The 444 registered bidders came from 29 countries, including Latvia and Indonesia. Brazilian bidders were also very active, mirroring the trend in other Christie’s sales, Holmberg said.

 New York is replacing its street signs from ALL CAPS in favor of ones with a more Natural — and less shouty — image.

 I personally think Rem Koolhaas is an amoral prick — how else do you describe someone who designs the propaganda ministry of the Chinese government — but he continues to drive debate and the Smithsonian Magazine has profiled him in their September issue. They explain:

Yet Koolhaas’ most provocative — and in many ways least understood — contribution to the cultural landscape is as an urban thinker. Not since Le Corbusier mapped his vision of the Modernist city in the 1920s and ’30s has an architect covered so much territory. Koolhaas has traveled hundreds of thousands of miles in search of commissions. Along the way, he has written half a dozen books on the evolution of the contemporary metropolis and designed master plans for, among other places, suburban Paris, the Libyan desert and Hong Kong.

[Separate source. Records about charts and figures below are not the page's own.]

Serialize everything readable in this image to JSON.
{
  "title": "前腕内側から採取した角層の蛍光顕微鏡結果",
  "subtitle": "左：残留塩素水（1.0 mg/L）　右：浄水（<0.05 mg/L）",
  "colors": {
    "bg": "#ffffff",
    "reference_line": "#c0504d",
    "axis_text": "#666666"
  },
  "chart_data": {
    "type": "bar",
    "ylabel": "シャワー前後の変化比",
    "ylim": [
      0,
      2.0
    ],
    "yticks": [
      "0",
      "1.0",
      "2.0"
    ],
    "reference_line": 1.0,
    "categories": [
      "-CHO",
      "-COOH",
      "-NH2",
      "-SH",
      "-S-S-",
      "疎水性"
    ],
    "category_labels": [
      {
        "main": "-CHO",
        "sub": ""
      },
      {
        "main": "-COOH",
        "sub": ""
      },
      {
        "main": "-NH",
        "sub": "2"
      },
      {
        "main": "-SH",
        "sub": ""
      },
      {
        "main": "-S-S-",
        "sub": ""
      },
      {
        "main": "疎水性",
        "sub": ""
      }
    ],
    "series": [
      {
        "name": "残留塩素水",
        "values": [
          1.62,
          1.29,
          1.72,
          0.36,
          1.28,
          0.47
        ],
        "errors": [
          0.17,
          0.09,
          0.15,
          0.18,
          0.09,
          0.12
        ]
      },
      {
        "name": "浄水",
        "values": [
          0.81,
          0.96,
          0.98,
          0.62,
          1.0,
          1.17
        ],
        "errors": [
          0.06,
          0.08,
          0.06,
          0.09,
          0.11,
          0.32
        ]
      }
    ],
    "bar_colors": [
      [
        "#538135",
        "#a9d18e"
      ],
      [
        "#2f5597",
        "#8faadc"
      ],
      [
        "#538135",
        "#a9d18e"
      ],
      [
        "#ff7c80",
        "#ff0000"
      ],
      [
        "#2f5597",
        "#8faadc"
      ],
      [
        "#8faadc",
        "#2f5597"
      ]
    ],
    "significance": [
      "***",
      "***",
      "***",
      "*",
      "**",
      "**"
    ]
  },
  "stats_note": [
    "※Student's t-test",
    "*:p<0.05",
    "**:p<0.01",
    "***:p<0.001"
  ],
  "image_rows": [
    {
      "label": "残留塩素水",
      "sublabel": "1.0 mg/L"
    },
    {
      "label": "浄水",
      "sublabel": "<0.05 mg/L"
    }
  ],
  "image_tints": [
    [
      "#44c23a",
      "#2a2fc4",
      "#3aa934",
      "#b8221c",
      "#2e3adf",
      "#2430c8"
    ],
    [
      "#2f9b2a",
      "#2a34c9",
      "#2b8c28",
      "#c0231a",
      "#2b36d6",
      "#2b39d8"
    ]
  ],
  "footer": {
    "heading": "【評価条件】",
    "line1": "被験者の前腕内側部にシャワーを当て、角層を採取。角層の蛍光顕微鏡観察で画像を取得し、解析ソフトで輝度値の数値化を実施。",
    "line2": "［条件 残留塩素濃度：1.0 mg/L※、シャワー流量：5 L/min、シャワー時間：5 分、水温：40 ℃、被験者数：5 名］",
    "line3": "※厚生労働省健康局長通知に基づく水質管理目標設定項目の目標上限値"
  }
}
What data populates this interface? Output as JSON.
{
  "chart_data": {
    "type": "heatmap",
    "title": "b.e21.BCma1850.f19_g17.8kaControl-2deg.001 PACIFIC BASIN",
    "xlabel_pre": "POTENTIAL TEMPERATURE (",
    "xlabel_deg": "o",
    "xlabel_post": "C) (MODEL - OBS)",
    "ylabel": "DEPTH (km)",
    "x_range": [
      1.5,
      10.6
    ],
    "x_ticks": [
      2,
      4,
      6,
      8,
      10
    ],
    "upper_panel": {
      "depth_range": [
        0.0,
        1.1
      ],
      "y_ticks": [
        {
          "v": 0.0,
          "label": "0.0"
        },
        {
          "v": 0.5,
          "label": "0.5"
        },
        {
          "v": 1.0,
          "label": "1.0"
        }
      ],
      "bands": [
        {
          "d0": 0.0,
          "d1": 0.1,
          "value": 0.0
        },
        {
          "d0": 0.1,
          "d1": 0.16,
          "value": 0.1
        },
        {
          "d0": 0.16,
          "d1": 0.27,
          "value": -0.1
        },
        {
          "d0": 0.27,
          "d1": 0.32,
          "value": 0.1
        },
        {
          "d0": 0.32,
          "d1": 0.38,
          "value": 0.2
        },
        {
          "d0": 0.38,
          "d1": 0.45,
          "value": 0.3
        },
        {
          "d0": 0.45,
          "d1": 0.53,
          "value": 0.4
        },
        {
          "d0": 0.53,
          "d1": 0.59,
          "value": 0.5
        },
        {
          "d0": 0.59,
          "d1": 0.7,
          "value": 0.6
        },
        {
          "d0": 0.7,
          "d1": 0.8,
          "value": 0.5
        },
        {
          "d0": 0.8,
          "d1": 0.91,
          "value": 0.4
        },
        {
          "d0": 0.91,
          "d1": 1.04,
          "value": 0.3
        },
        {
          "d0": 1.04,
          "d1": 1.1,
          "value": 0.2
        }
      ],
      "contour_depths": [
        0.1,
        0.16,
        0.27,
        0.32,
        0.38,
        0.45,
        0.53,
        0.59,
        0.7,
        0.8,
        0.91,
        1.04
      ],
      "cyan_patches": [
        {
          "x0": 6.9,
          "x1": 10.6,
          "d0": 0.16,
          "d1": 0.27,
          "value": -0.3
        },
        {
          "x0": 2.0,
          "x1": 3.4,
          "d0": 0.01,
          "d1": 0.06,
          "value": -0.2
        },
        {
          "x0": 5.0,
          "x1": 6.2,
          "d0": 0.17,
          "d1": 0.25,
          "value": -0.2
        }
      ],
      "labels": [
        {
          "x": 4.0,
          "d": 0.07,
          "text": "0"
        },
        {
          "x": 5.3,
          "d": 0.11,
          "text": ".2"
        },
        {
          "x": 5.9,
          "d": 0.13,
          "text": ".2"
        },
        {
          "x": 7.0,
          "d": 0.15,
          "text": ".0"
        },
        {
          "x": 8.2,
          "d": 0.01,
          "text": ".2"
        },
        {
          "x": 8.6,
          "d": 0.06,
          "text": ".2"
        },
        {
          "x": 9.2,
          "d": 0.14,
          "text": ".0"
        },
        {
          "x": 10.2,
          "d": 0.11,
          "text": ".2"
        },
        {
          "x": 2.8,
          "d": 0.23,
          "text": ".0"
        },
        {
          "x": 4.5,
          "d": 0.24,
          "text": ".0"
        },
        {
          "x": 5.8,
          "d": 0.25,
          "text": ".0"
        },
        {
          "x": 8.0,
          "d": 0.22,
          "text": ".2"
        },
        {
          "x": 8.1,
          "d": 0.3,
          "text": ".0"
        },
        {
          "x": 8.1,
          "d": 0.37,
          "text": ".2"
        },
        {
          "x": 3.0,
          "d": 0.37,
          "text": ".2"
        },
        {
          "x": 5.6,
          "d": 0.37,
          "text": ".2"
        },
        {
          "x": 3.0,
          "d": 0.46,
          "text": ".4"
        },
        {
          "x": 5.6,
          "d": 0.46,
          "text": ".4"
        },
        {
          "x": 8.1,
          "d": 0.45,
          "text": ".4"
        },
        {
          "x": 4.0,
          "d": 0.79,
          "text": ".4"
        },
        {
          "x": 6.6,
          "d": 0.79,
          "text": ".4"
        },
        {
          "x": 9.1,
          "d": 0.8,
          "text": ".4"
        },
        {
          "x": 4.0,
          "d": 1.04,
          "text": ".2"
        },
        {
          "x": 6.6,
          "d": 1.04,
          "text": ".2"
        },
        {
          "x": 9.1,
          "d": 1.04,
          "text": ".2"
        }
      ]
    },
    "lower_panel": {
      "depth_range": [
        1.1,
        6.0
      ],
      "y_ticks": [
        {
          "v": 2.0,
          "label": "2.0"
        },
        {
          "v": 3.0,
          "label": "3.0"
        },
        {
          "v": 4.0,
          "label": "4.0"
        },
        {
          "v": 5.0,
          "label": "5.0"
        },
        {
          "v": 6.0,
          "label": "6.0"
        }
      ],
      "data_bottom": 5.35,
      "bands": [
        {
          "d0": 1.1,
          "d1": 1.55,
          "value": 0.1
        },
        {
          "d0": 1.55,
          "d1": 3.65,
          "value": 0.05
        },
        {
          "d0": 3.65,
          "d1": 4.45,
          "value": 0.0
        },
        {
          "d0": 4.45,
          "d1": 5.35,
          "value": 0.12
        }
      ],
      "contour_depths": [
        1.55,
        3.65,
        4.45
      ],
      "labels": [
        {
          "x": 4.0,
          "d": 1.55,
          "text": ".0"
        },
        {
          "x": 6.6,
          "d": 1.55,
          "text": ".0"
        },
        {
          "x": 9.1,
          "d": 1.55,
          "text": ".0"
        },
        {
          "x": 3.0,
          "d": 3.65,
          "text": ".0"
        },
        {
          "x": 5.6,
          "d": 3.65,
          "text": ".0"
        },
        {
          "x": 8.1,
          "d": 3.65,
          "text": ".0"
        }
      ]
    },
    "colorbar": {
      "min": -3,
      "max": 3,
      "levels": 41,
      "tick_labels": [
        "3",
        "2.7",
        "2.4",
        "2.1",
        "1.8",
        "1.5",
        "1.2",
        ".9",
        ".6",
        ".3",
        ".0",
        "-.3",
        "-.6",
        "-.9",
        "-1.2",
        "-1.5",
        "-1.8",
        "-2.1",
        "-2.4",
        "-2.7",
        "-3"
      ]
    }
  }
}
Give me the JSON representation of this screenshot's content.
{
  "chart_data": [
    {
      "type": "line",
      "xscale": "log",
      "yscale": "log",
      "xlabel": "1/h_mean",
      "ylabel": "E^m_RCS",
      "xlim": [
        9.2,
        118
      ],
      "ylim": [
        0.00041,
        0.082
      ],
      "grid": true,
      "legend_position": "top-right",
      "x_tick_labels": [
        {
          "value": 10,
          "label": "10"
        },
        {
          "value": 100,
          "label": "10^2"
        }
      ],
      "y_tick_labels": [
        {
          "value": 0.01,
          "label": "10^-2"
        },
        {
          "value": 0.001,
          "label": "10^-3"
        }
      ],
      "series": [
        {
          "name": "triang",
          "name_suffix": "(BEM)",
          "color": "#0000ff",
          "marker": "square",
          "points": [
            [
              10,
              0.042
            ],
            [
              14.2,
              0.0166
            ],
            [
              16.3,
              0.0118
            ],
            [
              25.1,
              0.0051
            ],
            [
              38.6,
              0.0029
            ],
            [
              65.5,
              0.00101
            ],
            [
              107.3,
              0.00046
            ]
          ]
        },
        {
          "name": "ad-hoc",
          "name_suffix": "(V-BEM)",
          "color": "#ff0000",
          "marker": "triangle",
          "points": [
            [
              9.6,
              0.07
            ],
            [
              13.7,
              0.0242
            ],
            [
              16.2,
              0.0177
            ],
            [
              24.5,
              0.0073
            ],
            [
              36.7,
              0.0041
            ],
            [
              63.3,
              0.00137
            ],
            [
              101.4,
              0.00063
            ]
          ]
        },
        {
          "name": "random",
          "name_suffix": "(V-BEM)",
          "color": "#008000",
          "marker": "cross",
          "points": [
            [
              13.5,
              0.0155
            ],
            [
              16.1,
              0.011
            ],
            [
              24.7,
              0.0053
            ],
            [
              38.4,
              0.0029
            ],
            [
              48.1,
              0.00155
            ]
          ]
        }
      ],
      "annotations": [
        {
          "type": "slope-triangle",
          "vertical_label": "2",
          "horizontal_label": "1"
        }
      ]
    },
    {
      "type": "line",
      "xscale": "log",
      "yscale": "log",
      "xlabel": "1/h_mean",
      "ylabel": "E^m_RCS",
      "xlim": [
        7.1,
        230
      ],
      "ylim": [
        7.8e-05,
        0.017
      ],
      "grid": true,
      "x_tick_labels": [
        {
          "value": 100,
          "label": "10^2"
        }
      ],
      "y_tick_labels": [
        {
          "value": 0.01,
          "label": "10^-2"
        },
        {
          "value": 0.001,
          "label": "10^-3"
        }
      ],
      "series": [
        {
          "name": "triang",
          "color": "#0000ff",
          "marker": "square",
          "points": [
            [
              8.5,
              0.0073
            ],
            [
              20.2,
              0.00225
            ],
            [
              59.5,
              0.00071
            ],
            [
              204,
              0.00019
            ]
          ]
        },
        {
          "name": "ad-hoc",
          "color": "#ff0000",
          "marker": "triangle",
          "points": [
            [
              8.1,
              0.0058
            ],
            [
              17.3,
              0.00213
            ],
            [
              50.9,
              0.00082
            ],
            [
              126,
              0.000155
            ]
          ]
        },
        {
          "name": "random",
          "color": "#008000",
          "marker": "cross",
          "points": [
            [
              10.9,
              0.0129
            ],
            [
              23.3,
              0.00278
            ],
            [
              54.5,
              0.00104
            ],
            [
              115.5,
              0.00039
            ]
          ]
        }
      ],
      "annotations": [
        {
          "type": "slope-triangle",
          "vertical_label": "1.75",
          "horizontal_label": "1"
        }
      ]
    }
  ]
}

Be sure to also check out Jimmy Stamp’s take on the article over at Life Without Buildings.

 This list made me break out laughing: 12 Most Common Cliche Photos on Instagram. The checklist is spot on, and I admit to being guilty of snapping pics of food porn, clouds, sunsets and capturing a bathroom selfie or two. Though the blurb for airplane wing is priceless:

Letting the world know you didn’t fly first class.

 Just how obsessed with one-point perspective is director Stanley Kubrick? Very. This supercut of his cinematic scenes spotted by io9 is proof.

 The Guardian suggests the top 10 African fashion blogs, and the list includes a number of sites I hadn’t heard of but can’t wait to check out.

 And Julian Bell’s review of Edvard Munch at the Tate Modern:

There are some tremendous epiphanies, notably the “Workers on Their Way Home” of 1913, their heavy, angry bodies seeming to block and invade the viewer’s own body space. But the effect of constriction is magnified by the exhibition overall. Munch’s memory only transmitted within a narrow emotional bandwidth.
Required Reading is published every Sunday morning EST, and it is comprised of a short list of art-related links to long-form articles, videos, blog posts or photo essays worth a second look.